2. Register the Engine

In skyulf-core/skyulf/engines/__init__.py or registry.py, register your new engine.

from .dask_engine import DaskEngine
from .registry import EngineRegistry

EngineRegistry.register(DaskEngine())

Most existing nodes use SklearnBridge or generic Python logic. * SklearnBridge: If you implement to_numpy() or to_pandas() in your engine (or if the dataframe supports it), many nodes will work out-of-the-box by converting data to local memory (Pandas/Numpy). * Native Implementation: For true distributed performance, you should update critical nodes (like Scaling, Join, Aggregation) to use native Dask/Spark API.

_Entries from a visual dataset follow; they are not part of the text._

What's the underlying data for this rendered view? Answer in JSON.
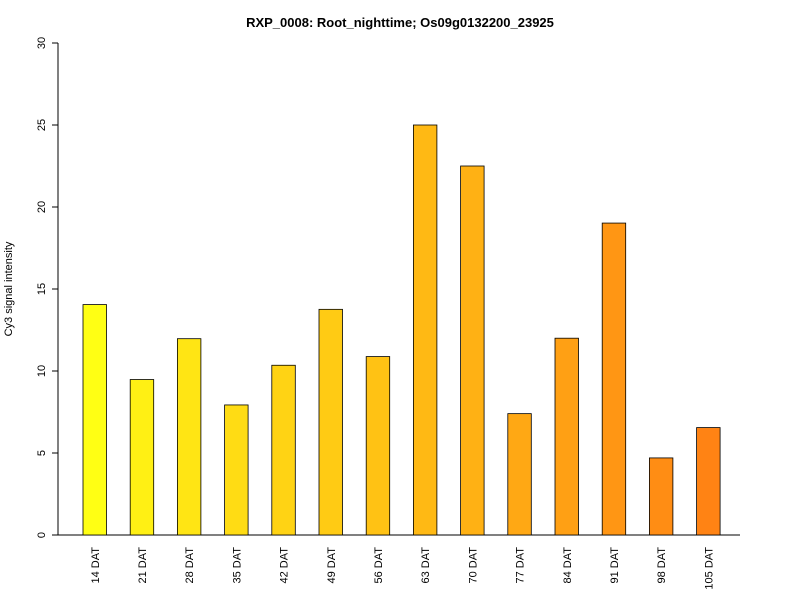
{
  "chart_data": {
    "type": "bar",
    "title": "RXP_0008: Root_nighttime; Os09g0132200_23925",
    "xlabel": "",
    "ylabel": "Cy3 signal intensity",
    "ylim": [
      0,
      30
    ],
    "yticks": [
      0,
      5,
      10,
      15,
      20,
      25,
      30
    ],
    "grid": false,
    "legend": "none",
    "categories": [
      "14 DAT",
      "21 DAT",
      "28 DAT",
      "35 DAT",
      "42 DAT",
      "49 DAT",
      "56 DAT",
      "63 DAT",
      "70 DAT",
      "77 DAT",
      "84 DAT",
      "91 DAT",
      "98 DAT",
      "105 DAT"
    ],
    "values": [
      14.05,
      9.48,
      11.97,
      7.93,
      10.35,
      13.76,
      10.88,
      25.0,
      22.5,
      7.4,
      12.0,
      19.02,
      4.7,
      6.55
    ],
    "colors": [
      "#FFFF14",
      "#FFF014",
      "#FFE514",
      "#FFDC14",
      "#FFD314",
      "#FFCB14",
      "#FFC214",
      "#FFB914",
      "#FFB114",
      "#FFA814",
      "#FFA014",
      "#FF9614",
      "#FF8D14",
      "#FF8314"
    ]
  }
}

Example of a node supporting multiple engines:

class StandardScalerCalculator(BaseCalculator):
    def fit(self, df, config):
        engine = get_engine(df)

        if engine.name == "dask":
            # Use Dask native logic
            mean = df.mean().compute()
            std = df.std().compute()
            return {"mean": mean, "std": std}

        elif engine.name == "polars":
            # Use Polars logic
            ...

        else:
            # Fallback to Pandas/Sklearn
            ...

4. Update Data Ingestion

Ensure DataService or your ingestion layer can load data into the new format (e.g., dd.read_csv).

Summary

You do not need to rewrite everything. 1. Infrastructure: Add the Engine implementation (One-time setup). 2. Compatibility: Existing nodes will work via fallback (conversion to Pandas), assuming the data fits in memory. 3. Optimization: Gradually optimize specific nodes to use the new engine's native capabilities for large-scale data.